One of those women is entrepreneur and makeup artist Dre Brown. Brown is a self-taught artist with over a decade of experience whose clientele includes Olympic Gold Medalist Gabby Douglas, K. Michelle, Tyson Beckford, Zoe Bell, Sufe Bradshaw, Jason Derulo, Tinashe, Tatyana Ali, Kevin Durant, MC Lyte, Marcus Scribner, Jidenna, and more. In fact, she was the makeup artist for #MeToo founder Tarana Burke when she appeared on the cover of the January/February 2018 BLACK ENTERPRISE Issue, 25 Black Women Who Are Changing The World.

Tarana Burke

Tarana Burke (Image: File)

In addition to her artistry, Brown, a self-esteem educator, has secured a partnership with Dove. Earlier this year, Dove released Project #ShowUs, a campaign created with the goal of shattering unrealistic beauty stereotypes for women. As a part of the project, the company partnered with women around the world to create a photo bank of 5,000 images shot by female photographers and non-binary individuals in partnership with Getty Images.

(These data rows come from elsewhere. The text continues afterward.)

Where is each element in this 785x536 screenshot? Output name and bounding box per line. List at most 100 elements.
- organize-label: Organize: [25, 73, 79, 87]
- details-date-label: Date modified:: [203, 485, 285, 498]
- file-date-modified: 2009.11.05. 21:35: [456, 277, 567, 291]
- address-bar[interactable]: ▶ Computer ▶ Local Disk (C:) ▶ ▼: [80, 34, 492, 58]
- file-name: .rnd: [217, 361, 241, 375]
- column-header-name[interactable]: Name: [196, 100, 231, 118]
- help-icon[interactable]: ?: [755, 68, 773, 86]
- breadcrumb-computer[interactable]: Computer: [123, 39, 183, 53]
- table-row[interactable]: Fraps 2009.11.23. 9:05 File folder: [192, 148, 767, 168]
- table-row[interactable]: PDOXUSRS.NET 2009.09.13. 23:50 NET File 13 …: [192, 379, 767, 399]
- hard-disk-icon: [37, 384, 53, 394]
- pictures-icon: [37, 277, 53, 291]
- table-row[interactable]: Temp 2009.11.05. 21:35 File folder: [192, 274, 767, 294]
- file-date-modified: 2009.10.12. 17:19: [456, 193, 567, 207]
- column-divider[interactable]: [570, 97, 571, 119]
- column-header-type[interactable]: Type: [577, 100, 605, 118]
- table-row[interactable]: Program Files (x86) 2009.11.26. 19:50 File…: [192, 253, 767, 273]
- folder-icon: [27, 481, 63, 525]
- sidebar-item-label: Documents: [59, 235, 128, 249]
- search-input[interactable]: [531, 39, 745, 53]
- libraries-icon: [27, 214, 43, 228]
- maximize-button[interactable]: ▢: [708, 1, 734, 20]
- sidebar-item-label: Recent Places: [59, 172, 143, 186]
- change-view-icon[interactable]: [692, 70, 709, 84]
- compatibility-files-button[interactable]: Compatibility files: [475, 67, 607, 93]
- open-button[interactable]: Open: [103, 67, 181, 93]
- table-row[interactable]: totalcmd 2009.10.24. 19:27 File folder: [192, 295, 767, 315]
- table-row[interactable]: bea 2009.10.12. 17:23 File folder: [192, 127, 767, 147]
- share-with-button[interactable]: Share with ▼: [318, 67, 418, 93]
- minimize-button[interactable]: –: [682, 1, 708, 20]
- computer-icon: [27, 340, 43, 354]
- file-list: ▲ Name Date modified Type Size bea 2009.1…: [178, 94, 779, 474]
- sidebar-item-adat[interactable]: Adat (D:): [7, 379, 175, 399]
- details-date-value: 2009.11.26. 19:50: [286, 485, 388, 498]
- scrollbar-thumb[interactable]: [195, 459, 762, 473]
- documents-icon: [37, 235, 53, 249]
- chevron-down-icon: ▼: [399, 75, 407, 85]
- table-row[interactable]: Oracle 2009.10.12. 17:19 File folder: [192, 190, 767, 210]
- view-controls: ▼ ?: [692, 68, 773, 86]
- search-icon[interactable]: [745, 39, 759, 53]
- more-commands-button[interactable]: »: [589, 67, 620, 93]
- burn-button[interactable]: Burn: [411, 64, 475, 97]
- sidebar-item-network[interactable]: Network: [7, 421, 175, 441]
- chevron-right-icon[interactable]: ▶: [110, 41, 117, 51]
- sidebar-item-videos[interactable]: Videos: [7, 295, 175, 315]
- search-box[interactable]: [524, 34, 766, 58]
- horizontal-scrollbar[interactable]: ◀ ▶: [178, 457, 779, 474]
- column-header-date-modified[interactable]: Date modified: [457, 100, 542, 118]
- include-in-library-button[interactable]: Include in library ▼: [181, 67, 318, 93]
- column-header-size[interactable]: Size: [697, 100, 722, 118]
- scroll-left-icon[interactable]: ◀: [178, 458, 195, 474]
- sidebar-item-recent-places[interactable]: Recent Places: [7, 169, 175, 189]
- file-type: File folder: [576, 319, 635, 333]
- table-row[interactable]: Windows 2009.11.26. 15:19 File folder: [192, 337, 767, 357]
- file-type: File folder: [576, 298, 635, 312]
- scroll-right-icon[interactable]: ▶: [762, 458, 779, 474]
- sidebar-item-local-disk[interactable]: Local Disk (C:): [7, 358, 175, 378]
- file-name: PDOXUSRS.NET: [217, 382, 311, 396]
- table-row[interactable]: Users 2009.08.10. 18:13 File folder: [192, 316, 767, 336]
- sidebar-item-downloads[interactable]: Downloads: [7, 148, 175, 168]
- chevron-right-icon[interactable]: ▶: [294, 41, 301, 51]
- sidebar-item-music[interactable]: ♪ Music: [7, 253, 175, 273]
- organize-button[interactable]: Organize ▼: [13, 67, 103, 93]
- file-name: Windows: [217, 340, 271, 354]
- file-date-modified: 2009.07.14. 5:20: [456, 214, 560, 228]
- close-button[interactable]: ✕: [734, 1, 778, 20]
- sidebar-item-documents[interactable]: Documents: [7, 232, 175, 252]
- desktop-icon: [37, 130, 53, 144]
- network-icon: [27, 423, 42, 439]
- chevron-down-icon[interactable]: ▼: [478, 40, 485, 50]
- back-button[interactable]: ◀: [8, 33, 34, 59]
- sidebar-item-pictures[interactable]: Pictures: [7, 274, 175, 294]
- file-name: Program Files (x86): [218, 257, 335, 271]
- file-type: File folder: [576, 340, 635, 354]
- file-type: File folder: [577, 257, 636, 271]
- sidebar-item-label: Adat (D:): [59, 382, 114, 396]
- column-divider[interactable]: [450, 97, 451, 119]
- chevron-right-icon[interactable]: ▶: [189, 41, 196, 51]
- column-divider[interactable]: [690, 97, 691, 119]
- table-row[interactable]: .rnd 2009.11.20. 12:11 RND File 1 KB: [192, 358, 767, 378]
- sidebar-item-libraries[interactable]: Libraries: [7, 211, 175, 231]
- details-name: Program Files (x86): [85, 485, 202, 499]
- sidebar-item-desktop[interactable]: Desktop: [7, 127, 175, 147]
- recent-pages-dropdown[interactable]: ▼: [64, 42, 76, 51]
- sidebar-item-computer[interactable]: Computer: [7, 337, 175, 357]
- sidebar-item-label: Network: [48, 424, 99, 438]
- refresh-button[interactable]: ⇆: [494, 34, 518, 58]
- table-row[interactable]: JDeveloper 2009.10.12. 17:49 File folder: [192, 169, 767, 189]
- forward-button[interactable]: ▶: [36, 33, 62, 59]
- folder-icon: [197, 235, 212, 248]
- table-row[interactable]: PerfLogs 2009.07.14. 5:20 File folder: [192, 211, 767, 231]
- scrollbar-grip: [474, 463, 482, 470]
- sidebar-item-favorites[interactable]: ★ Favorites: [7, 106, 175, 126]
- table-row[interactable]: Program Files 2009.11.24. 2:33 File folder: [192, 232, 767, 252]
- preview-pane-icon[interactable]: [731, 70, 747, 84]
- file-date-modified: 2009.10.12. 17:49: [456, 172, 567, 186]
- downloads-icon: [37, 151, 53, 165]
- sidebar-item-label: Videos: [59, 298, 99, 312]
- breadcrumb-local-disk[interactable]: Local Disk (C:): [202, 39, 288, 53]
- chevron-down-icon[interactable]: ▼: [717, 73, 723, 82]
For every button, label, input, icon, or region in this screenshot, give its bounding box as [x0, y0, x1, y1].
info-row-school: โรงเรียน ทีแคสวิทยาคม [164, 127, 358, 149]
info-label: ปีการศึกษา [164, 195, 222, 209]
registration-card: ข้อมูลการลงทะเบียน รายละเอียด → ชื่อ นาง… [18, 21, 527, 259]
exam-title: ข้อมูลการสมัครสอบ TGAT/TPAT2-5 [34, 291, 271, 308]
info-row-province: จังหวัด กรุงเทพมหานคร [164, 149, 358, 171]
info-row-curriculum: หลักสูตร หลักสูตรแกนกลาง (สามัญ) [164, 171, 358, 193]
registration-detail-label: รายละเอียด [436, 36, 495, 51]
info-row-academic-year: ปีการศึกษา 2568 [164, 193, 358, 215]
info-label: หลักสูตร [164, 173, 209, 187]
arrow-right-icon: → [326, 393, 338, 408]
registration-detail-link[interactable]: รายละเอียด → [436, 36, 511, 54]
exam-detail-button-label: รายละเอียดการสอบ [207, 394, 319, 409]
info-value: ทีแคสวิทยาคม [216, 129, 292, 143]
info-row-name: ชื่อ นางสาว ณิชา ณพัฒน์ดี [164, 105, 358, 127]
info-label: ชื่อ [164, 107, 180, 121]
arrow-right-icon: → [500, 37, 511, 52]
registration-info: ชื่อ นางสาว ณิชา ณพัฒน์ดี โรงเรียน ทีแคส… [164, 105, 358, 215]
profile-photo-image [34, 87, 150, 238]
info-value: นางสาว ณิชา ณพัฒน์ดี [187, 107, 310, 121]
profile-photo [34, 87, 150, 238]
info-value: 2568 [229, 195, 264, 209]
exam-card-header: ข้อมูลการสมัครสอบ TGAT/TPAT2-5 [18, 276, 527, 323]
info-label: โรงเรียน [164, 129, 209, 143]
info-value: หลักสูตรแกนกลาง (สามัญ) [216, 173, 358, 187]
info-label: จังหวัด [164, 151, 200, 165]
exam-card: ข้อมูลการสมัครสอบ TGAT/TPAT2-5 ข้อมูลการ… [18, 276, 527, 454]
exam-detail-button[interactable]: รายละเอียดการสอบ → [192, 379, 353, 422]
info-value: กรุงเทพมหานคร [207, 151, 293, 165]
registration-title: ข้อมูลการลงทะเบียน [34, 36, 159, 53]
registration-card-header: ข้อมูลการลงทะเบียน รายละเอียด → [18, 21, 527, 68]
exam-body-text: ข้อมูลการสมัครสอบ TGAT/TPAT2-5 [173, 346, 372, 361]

As someone who is passionate about helping women look and feel their best, Brown shared how women can tap into their power, boost their self-esteem, and the importance of self-definition in a sit-down interview with BLACK ENTERPRISE.

What does your work look like when you sit down with women to help them identify the best-self within them?

What I love about working with Dove and what I love about our mission is that we create tools, and we put tools in the hands of very capable, able-bodied women, and we tell them your power is you’ve always had it. So what we do, if anything, is we help women to critically think about how they see themselves. The mission is to make beauty a source of confidence, not anxiety.

Now more than ever, black women can see themselves represented in mainstream media and in advertisements although that has not always been the norm. Given that black women aren’t a monolith, how can those who don’t see themselves remain encouraged and not have their esteem shattered by the media?

My hope is always that women will always lean on their power to choose what they believe about themselves. The one thing I always remind anyone that I’m working with, [whether] young girls [or] women, is that every belief that you have is a choice. In the industry that we work in, it’s our responsibility to make those choices as abundant as possible. But the power always lies in the consumers’ hands.

How can people practice feeling confident in showing up as their authentic-self in spaces that may not seem as inviting?

Being aesthetically affirmed is a huge part of being, you know, a female identity in this society we live in and it’s a visual culture. I think what women—no matter what you look like or what you represent—can do when they walk into spaces and know that they belong there, is to know that regardless of how you present yourself, you have something to offer, and to not get wrapped up in the aesthetics, when your gifts are not necessarily as tangible. So offer your gifts 100%, be 100% confident in your uniqueness, and understand that you don’t have to see yourself in every room that you belong in to know that you belong there. You alone are enough.